Echo and The Bunnymen's Will Sergeant hasn't lived a rock lifestyle during the band's hiatus but invested time in project Glide. 'Performance' (on Ochre Records) is a half-live/half-studio experimental work which has more in common with the multicoloured spectrum of modern dance music. Some departure. So it's a good time to catch up with him.

"Glide allows me a fresh way of doing things," figures Sergeant, a guitarist who has bypassed six-stringed instruments in his new incarnation. "I can sit down and write tunes until they come out of my arse but I find it exciting to do something that is random. It's got a Dadaist aesthetic, if you like, and I'm very interested in sound-work as art like Cabaret Voltaire in 1917... The difference between a traditional song and an experimental piece is that the latter can go on forever and you have to decide when to end it."

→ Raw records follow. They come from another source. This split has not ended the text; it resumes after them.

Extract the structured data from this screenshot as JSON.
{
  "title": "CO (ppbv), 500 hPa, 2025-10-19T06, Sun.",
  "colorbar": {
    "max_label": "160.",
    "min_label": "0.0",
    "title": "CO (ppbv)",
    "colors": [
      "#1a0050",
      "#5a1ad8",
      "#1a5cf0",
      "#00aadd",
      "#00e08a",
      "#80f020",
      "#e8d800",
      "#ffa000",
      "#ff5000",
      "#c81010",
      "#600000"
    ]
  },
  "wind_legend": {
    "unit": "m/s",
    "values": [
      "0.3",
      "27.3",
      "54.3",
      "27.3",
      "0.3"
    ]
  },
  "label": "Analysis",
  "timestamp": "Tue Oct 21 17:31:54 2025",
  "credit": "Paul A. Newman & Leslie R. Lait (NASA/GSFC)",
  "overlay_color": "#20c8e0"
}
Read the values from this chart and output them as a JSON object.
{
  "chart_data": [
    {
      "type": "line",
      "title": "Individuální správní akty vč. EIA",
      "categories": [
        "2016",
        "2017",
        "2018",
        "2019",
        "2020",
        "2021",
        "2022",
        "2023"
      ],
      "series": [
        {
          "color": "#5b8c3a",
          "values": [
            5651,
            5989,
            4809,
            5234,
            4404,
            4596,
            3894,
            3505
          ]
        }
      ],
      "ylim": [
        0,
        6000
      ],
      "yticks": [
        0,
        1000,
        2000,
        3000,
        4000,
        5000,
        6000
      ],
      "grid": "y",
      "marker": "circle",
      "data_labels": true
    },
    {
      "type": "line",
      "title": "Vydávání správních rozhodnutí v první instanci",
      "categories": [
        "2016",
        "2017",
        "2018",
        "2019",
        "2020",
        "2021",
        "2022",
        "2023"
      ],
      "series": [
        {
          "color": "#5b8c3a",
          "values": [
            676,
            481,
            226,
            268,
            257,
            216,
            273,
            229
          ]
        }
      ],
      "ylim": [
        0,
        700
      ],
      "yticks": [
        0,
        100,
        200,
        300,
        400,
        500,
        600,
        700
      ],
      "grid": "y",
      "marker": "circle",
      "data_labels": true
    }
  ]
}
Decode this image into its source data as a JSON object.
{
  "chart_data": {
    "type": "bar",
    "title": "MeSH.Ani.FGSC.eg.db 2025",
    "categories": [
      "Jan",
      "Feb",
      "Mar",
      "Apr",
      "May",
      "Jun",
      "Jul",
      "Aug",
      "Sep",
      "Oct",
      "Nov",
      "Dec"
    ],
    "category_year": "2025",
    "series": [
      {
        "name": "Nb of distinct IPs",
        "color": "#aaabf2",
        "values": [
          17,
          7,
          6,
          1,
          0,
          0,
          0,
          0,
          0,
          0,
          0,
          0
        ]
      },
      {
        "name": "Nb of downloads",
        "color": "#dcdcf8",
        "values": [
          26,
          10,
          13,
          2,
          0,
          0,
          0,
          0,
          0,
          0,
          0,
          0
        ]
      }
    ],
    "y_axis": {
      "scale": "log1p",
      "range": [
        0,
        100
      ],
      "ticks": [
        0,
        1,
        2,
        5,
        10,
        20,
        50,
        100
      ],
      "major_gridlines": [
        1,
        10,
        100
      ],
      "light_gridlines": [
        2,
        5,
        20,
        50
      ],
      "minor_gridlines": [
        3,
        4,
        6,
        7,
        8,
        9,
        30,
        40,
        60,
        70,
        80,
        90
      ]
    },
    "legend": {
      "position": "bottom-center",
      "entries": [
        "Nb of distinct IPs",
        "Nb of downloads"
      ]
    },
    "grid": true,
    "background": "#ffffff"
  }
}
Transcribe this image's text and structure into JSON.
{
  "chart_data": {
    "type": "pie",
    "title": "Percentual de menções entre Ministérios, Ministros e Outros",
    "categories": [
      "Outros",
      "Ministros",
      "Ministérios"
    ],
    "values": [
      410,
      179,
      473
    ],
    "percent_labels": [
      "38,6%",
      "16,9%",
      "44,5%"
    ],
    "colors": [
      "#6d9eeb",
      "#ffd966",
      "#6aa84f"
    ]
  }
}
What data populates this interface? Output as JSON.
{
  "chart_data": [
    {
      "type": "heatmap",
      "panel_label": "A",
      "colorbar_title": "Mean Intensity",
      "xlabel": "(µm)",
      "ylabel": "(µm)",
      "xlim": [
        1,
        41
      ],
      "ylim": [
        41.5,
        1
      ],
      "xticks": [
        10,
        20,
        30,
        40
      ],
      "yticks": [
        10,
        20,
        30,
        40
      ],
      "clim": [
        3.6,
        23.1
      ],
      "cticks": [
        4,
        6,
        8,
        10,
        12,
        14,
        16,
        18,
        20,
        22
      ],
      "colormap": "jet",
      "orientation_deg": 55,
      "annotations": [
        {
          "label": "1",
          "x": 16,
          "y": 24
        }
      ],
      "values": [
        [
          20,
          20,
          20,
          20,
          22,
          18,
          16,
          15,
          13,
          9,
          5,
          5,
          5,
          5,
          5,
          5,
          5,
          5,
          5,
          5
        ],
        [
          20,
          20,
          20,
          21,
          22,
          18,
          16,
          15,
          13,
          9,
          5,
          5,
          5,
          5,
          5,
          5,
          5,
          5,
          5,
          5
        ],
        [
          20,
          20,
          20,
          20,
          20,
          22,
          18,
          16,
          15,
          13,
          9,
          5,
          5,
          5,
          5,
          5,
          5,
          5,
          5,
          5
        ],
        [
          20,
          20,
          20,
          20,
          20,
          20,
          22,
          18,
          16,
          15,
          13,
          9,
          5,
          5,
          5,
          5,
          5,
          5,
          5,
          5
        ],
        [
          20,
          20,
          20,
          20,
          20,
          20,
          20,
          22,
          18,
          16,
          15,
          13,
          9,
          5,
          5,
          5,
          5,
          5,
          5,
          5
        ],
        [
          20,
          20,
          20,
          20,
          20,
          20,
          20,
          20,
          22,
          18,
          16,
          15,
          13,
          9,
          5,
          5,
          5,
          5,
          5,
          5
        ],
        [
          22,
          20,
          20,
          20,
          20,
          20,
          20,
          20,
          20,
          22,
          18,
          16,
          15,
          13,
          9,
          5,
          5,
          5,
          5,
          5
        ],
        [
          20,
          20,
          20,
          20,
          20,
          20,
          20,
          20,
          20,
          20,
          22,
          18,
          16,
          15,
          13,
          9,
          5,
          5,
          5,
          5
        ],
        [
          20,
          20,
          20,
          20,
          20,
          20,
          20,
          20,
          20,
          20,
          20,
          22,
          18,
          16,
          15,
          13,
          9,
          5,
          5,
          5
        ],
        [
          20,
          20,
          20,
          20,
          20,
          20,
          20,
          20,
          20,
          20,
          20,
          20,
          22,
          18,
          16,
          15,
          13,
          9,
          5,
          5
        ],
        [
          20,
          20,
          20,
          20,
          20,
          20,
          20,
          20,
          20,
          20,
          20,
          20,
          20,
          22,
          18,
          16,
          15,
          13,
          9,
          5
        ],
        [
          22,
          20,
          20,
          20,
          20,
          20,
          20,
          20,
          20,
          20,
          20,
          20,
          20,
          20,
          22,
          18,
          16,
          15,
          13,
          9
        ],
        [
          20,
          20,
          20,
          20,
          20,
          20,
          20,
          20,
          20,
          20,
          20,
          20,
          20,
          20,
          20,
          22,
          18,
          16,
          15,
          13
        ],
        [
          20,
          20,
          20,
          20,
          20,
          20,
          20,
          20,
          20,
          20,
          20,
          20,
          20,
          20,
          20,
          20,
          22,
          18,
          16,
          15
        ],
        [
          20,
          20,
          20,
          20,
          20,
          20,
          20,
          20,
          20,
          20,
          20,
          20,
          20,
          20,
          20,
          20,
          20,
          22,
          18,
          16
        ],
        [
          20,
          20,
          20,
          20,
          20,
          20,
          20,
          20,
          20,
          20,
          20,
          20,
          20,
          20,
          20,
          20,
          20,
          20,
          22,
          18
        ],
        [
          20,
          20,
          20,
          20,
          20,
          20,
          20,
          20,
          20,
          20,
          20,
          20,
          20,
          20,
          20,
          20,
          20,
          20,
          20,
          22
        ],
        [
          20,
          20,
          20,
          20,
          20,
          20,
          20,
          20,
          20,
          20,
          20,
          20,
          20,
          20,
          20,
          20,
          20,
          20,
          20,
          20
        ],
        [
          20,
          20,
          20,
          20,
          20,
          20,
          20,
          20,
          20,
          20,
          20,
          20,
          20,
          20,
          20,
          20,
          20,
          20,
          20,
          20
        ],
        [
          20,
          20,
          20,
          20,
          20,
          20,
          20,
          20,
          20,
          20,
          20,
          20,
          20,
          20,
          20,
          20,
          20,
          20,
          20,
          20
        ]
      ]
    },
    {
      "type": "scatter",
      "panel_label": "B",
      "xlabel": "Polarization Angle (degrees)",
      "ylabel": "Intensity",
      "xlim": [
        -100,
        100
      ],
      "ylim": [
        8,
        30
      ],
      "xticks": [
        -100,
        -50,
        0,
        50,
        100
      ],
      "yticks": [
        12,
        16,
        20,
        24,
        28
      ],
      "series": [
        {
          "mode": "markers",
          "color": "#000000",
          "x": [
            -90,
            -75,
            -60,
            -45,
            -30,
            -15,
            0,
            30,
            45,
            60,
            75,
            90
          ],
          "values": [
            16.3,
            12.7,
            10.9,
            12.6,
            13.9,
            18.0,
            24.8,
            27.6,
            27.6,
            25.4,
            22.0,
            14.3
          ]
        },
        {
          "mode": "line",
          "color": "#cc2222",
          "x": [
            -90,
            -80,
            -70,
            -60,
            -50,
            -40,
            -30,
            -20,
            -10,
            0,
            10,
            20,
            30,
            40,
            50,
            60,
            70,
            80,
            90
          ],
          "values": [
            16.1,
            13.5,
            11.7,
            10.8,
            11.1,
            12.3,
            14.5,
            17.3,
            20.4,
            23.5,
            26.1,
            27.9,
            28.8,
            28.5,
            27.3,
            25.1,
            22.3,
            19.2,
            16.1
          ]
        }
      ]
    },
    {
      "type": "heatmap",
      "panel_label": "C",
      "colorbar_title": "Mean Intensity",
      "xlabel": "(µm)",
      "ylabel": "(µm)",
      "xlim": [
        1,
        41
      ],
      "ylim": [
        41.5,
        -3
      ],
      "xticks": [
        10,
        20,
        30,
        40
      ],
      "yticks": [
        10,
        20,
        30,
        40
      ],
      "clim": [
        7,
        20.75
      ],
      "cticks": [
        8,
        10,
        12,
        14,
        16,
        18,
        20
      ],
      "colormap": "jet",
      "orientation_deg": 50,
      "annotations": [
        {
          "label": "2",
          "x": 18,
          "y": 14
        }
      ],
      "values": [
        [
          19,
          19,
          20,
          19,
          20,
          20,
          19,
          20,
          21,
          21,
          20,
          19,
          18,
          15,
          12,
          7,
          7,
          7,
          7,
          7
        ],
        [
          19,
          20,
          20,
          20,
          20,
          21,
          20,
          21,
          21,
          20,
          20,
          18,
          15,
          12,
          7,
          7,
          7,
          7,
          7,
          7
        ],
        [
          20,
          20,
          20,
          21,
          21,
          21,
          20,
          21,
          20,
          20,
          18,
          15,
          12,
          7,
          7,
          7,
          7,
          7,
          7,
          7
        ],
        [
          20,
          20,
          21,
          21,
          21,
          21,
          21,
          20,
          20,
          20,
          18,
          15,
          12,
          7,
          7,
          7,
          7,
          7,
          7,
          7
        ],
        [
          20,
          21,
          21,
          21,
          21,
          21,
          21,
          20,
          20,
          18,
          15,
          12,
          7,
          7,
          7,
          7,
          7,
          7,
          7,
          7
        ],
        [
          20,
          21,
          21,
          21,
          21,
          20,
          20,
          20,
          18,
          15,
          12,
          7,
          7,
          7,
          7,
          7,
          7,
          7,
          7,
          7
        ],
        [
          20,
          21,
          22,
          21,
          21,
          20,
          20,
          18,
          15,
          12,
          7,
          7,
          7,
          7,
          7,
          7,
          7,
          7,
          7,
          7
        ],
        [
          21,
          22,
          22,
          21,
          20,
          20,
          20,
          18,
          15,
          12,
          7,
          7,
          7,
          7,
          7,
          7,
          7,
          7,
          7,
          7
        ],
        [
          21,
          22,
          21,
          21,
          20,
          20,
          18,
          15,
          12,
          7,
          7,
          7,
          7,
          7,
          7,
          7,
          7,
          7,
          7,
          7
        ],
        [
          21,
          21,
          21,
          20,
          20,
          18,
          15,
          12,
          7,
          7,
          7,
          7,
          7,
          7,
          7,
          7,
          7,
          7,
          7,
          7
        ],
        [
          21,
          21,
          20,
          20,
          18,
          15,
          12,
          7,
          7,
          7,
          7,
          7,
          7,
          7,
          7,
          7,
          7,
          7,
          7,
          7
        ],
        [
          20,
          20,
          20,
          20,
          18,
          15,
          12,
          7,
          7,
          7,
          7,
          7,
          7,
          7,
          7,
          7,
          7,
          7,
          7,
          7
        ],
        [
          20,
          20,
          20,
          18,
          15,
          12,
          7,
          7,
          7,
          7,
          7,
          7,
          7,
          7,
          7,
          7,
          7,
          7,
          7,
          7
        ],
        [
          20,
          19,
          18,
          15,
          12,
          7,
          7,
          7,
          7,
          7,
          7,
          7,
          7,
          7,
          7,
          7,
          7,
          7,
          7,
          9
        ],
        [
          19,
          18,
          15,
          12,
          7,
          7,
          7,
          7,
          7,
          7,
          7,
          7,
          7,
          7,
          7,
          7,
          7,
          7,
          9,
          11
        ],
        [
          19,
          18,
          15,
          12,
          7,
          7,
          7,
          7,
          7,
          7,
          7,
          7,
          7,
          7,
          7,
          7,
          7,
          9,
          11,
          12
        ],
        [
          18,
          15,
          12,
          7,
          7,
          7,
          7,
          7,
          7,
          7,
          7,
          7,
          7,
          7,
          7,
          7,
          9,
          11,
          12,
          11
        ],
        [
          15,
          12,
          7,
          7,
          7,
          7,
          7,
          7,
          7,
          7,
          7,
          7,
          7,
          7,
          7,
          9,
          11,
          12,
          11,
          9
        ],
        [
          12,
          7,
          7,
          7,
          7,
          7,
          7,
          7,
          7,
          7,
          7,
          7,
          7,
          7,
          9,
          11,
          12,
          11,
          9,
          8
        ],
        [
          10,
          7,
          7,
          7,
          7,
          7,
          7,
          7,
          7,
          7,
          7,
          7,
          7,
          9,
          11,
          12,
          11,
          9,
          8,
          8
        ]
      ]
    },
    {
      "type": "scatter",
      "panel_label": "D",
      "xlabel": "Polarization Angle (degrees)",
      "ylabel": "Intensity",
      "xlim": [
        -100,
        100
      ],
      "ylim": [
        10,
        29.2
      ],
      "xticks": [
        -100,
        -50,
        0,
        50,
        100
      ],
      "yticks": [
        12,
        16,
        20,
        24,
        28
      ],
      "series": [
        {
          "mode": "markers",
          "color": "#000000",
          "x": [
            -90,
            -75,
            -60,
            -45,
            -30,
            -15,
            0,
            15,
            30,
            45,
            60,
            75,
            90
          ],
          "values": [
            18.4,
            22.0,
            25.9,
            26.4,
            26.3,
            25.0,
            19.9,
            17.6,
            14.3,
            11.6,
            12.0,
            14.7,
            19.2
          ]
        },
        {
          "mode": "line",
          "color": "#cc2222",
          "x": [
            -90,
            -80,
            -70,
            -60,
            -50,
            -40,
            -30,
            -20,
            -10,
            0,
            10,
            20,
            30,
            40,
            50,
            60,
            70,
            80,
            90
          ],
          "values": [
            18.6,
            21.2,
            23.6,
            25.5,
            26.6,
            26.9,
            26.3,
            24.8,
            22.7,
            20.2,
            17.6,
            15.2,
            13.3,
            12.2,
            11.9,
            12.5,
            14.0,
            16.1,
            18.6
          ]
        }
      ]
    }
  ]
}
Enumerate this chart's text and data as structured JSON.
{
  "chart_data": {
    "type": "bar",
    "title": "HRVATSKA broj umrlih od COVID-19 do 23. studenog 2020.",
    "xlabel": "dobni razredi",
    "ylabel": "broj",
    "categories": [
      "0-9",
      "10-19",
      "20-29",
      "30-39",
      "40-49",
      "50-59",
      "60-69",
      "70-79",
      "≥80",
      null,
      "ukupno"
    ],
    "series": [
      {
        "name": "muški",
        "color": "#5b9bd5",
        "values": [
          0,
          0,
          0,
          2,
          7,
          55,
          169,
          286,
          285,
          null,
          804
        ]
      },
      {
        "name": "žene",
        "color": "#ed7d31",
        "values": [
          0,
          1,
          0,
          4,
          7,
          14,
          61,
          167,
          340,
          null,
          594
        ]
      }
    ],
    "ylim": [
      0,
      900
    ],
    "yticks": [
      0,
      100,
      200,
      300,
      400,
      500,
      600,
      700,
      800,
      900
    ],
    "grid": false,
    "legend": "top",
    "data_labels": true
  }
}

"Perhaps people don't know it but I had another Glide album released in 1997, 'Space Age Freak Out', and it was well received. My interest in all these artists has been with me from the earliest Bunnymen days; I'm like a double-edged sword, I love traditional rock as much as experimental music; I've admired Kraftwerk ever since I was very little.
"People might have forgotten but Bunnymen started off with a drum-machine and it was unheard of. I used to experiment with tape-recorders, like move an electric razor over a guitar pickup just to see what'd happen. And if you re-listen old Bunnymen albums they are full of strange, atmospheric-kind of sounds..."

Happy in cyberspace

"I've always found this kind of music exciting because I couldn't deal with that pop-crap on the radio. There's too much bullshit around... My solo work started back in 1982, with the 'Themes For Grind' album, and more unofficially before that there had been a limited edition 'Weird As Fish.' It was so limited I made 7 tapes and gave it to my friends, of these strange, weird and experimental noises."

"I do this because I love doing it and it is different kind of music. I've always liked The Residents, bands that take your mind somewhere else. As well as the psychedelic bands from the 1960s, 13th Floor Elevator, Chocolate Watch Band, Third Bardo... And Brian Eno; that was and is quality, you know what it was meant to do, what it was all about..."

Bunnymen liberated

"The Bunnymen are also going cyber and our next release will be on the Net. After being dropped by our last record company (London Records) we decided to issue the next album on our own label, Porcupine... We are half way through recording it and it's nothing like the last one - that was too ballady. Bunnymen have just finished six tracks for a mini-album to be posted on the Internet label. It's gonna be on a new Internet label, www.gimmemusic.co.uk, sometime in July, either to download or buy on a CD."

"There are a couple of new songs, our version of 'Hang On To A Dream', which is a Tim Hardin's song (from 1967), 'It's All Over Now Baby Blue' (Joan Baez, 1965) and we have redone several of the old Bunnymen ones, 'Zimbo', 'Silver; and 'Angels And Devils', plus a brand new one called 'Avalanche'. The last one indicates the direction we are going in right now. The Web-people only wanted one new song and we re-did the old songs in a more rocky way."

The newly independent Bunnymen are also due to release a full-length album in January, welcome relief to the second Millennium hangover. For now though, Sergeant's focus in online.

"My website address is: www.glide-hub.cwc.net. People can visit it and download something, with my blessing. Thank you and goodbye."